Eero Tuovinen writes very eloquently and with great insight about playing D&D. He is currently discussing his approach and an ongoing IRC game at the Story Games forums here: Writing up Eero's Primordial D&D and here: Old School Renaissance: Actual Play - Greysands Campaign.
Here are some nice quotes (emphasis mine):
I am admittedly beyond hardcore on [the matter of low-level lethality]. I entertain myself thinking up ways to make the D&D support even more meaningless lethality. I find that the constant, nihilistic existential pressure focuses minds wonderfully, and makes the occasional streak of success taste all the more sweet. I simply don't have any interest for facilitating the survival of this particular character any further than his choices, talents and luck take him.
I basically just don't take a D&D GM seriously before they've killed a few PCs. We can talk about it all we like, but until I see them do it, it's all insubstantial theory - maybe their characters have just been skilled and lucky, but also maybe the GM is misusing their wide influence to undermine the supposed dangers. (The D&D GM has such a multitude of influences that it's almost impossible to get a legit game if the GM doesn't want one.) Not that I want my character to die when playing, it's just that I want a legit resolution even more. The only difference between a gauntlet by fire and a puppet theater is in whether there actually is a legitimate possibility of failure.
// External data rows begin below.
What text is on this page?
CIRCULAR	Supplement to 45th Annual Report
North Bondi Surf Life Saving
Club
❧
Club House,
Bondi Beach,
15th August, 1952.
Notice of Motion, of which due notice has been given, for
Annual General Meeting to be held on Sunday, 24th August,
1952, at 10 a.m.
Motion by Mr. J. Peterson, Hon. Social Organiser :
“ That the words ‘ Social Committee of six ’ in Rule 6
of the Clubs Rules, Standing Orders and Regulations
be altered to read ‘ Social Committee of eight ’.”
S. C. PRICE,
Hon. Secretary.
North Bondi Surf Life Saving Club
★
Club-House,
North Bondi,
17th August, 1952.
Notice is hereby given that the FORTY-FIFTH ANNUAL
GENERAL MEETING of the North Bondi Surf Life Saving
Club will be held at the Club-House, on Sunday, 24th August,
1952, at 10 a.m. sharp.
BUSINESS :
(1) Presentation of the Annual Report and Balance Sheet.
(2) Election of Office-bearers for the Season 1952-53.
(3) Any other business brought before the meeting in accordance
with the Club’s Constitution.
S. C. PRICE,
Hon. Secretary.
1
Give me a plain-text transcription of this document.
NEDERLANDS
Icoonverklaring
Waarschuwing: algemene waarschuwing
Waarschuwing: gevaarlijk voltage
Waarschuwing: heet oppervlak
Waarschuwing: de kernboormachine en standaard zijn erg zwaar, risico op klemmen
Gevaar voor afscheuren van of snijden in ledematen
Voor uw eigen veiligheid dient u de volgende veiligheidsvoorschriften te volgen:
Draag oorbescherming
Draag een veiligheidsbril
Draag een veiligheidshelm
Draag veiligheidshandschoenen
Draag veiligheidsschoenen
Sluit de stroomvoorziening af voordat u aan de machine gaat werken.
I should say that while it is possible to make things "too difficult", my experience is that GMs generally vastly underestimate the level to which players are willing to rise. The thing is, if you've already decided that the PCs shall, by and large, live and prosper, then you've already made it impossible for the group to find out how high you can go on the difficulty before the players give up. They'll never have the chance to encounter the setting in all of its true brutality if you as GM shirk away from it. You have to be brave first, or the players never get the chance to be.